Partial melting and melt segregation in migmatites from the Southern margin of Velay dome (French Massif Central, Variscan belt).

Partial melting and melt-solid segregation play a key role in crustal differentiation. However, quantifying the melt proportion and its distribution remains challenging. In this study, we document these processes by a structural-petrological analysis of migmatite samples from the southern margin of the Velay dome (French Massif Central), a region that exhibits a progressive transition from micaschists to migmatites formed during the Variscan orogeny.

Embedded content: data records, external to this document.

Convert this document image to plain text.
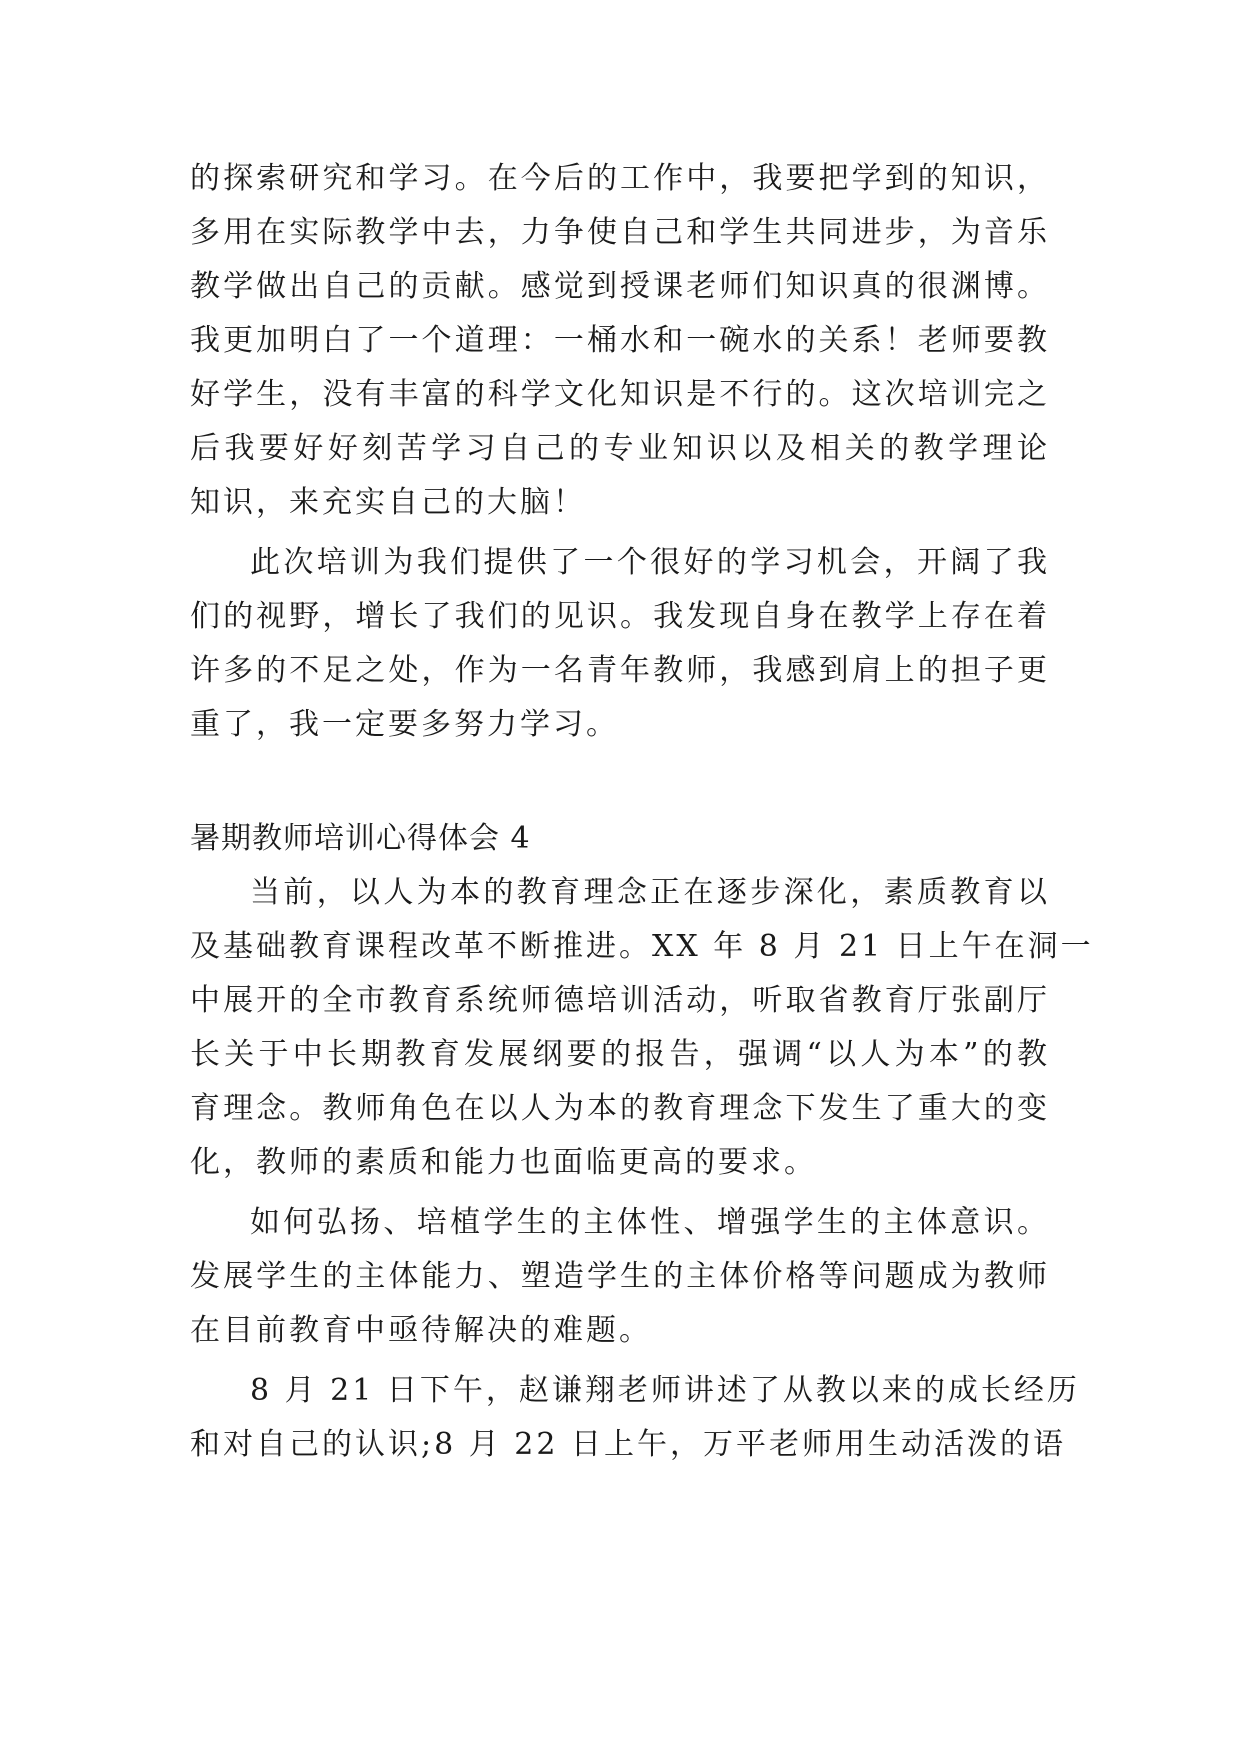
的探索研究和学习。在今后的工作中，我要把学到的知识，
多用在实际教学中去，力争使自己和学生共同进步，为音乐
教学做出自己的贡献。感觉到授课老师们知识真的很渊博。
我更加明白了一个道理：一桶水和一碗水的关系！老师要教
好学生，没有丰富的科学文化知识是不行的。这次培训完之
后我要好好刻苦学习自己的专业知识以及相关的教学理论
知识，来充实自己的大脑！
此次培训为我们提供了一个很好的学习机会，开阔了我
们的视野，增长了我们的见识。我发现自身在教学上存在着
许多的不足之处，作为一名青年教师，我感到肩上的担子更
重了，我一定要多努力学习。
暑期教师培训心得体会 4
当前，以人为本的教育理念正在逐步深化，素质教育以
及基础教育课程改革不断推进。XX 年 8 月 21 日上午在洞一
中展开的全市教育系统师德培训活动，听取省教育厅张副厅
长关于中长期教育发展纲要的报告，强调“以人为本”的教
育理念。教师角色在以人为本的教育理念下发生了重大的变
化，教师的素质和能力也面临更高的要求。
如何弘扬、培植学生的主体性、增强学生的主体意识。
发展学生的主体能力、塑造学生的主体价格等问题成为教师
在目前教育中亟待解决的难题。
8 月 21 日下午，赵谦翔老师讲述了从教以来的成长经历
和对自己的认识;8 月 22 日上午，万平老师用生动活泼的语
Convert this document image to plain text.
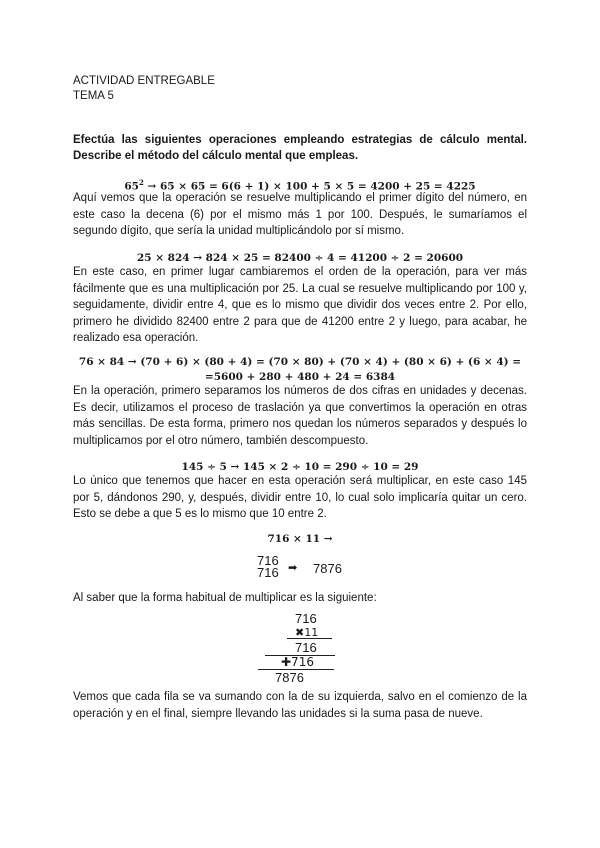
ACTIVIDAD ENTREGABLE
TEMA 5
Efectúa las siguientes operaciones empleando estrategias de cálculo mental.
Describe el método del cálculo mental que empleas.
$65^2 \to 65 \times 65 = 6(6 + 1) \times 100 + 5 \times 5 = 4200 + 25 = 4225$
Aquí vemos que la operación se resuelve multiplicando el primer dígito del número, en este caso la decena (6) por el mismo más 1 por 100. Después, le sumaríamos el segundo dígito, que sería la unidad multiplicándolo por sí mismo.
25 × 824 → 824 × 25 = 82400 ÷ 4 = 41200 ÷ 2 = 20600
En este caso, en primer lugar cambiaremos el orden de la operación, para ver más fácilmente que es una multiplicación por 25. La cual se resuelve multiplicando por 100 y, seguidamente, dividir entre 4, que es lo mismo que dividir dos veces entre 2. Por ello, primero he dividido 82400 entre 2 para que de 41200 entre 2 y luego, para acabar, he realizado esa operación.
76 × 84 → (70 + 6) × (80 + 4) = (70 × 80) + (70 × 4) + (80 × 6) + (6 × 4) =
=5600 + 280 + 480 + 24 = 6384
En la operación, primero separamos los números de dos cifras en unidades y decenas. Es decir, utilizamos el proceso de traslación ya que convertimos la operación en otras más sencillas. De esta forma, primero nos quedan los números separados y después lo multiplicamos por el otro número, también descompuesto.
145 ÷ 5 → 145 × 2 ÷ 10 = 290 ÷ 10 = 29
Lo único que tenemos que hacer en esta operación será multiplicar, en este caso 145 por 5, dándonos 290, y, después, dividir entre 10, lo cual solo implicaría quitar un cero. Esto se debe a que 5 es lo mismo que 10 entre 2.
716 × 11 →
716
716 ➡ 7876
Al saber que la forma habitual de multiplicar es la siguiente:
716
✖11
716
✚716
7876
Vemos que cada fila se va sumando con la de su izquierda, salvo en el comienzo de la operación y en el final, siempre llevando las unidades si la suma pasa de nueve.
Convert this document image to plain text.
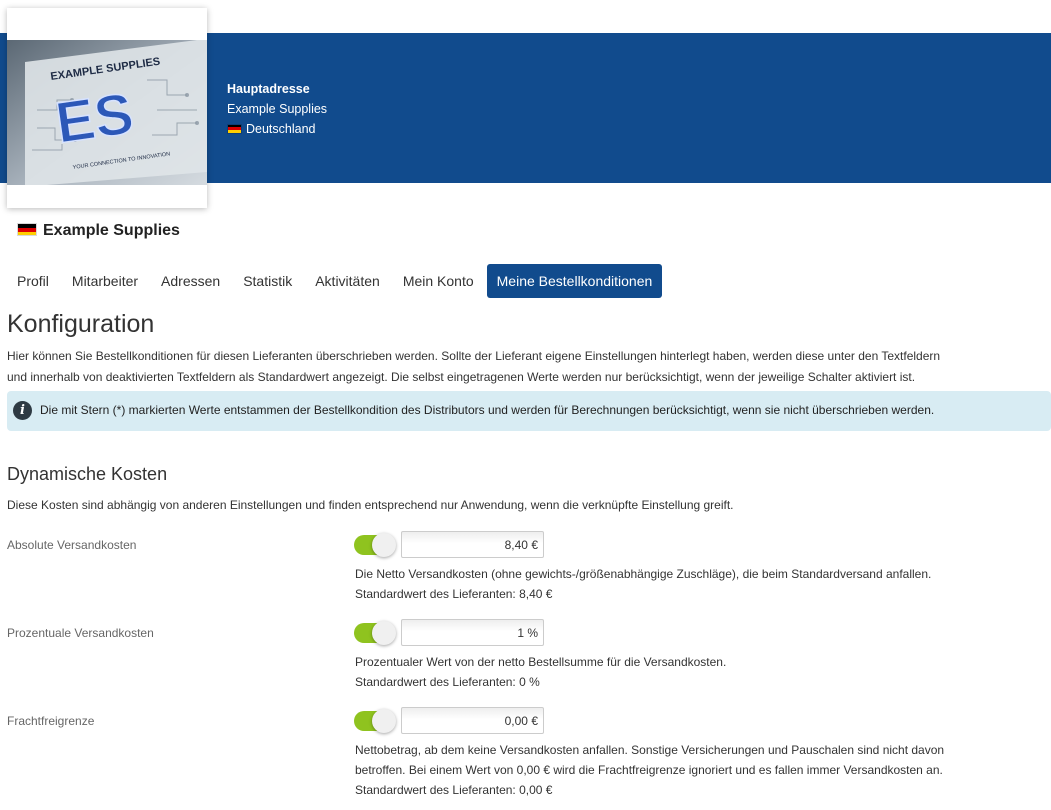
Hauptadresse
Example Supplies
Deutschland
EXAMPLE SUPPLIES
ES
YOUR CONNECTION TO INNOVATION
Example Supplies
Profil	Mitarbeiter	Adressen	Statistik	Aktivitäten	Mein Konto	Meine Bestellkonditionen
Konfiguration
Hier können Sie Bestellkonditionen für diesen Lieferanten überschrieben werden. Sollte der Lieferant eigene Einstellungen hinterlegt haben, werden diese unter den Textfeldern
und innerhalb von deaktivierten Textfeldern als Standardwert angezeigt. Die selbst eingetragenen Werte werden nur berücksichtigt, wenn der jeweilige Schalter aktiviert ist.
i	Die mit Stern (*) markierten Werte entstammen der Bestellkondition des Distributors und werden für Berechnungen berücksichtigt, wenn sie nicht überschrieben werden.
Dynamische Kosten
Diese Kosten sind abhängig von anderen Einstellungen und finden entsprechend nur Anwendung, wenn die verknüpfte Einstellung greift.
Absolute Versandkosten
8,40 €
Die Netto Versandkosten (ohne gewichts-/größenabhängige Zuschläge), die beim Standardversand anfallen.
Standardwert des Lieferanten: 8,40 €
Prozentuale Versandkosten
1 %
Prozentualer Wert von der netto Bestellsumme für die Versandkosten.
Standardwert des Lieferanten: 0 %
Frachtfreigrenze
0,00 €
Nettobetrag, ab dem keine Versandkosten anfallen. Sonstige Versicherungen und Pauschalen sind nicht davon
betroffen. Bei einem Wert von 0,00 € wird die Frachtfreigrenze ignoriert und es fallen immer Versandkosten an.
Standardwert des Lieferanten: 0,00 €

We first estimate the melt fraction based on the identification of leucosome and mesosome at the outcrop to sample scale within a variety of migmatites across this metamorphic transition. The melt fraction and its chemical composition are further evaluated based on classical petrological analysis using optical microscopy, and geochemical tools (XRF (X-ray fluorescence) and EPMA (Electron Probe Microanalyser)). These data have been used for thermodynamic modeling of migmatite formation and evolution throughout P-T changes using PERPLE_X. We compare these models with textural-micro structural analysis based on SEM (Scanning Electron Microscope) and EBSD (Electron Back Scatter Diffraction) in order to decipher the former residual and peritectic minerals from the minerals crystallized from the melt.

Field observations show migmatites transitioning from metatexites to diatexites. Within metatexites, a network of texturally continuous leucosome veins concordant and discordant relative to the syn-migmatitic foliation points to grain scale melt segregation and melt migration beyond the grain scale. The mineral paragenesis of metatexite migmatite is Mus + Pl + Qz → Melt + Fdk, which is consistent with the modeled mineral reactions identified by thermodynamic modeling. Textural analysis indicates that part of the leucosome consist of a proportion of residual plagioclase, peritectic K-feldspar and quartz crystallized from the melt. Thermodynamic modeling suggests an estimation of melt fraction ranging from ~14% up to ~29% in the metatexites at temperatures ranging from 570 to 650°C and 6 kbar pressure, which is consistent with the estimate derived from textural analysis and is close to the transition between a partially molten rock and a crystal mush (Vanderhaeghe 2009).

This research provides new insights into the mechanisms driving crustal differentiation across scales by quantifying melt fraction and identifying melt-derived textures in partially molten rocks.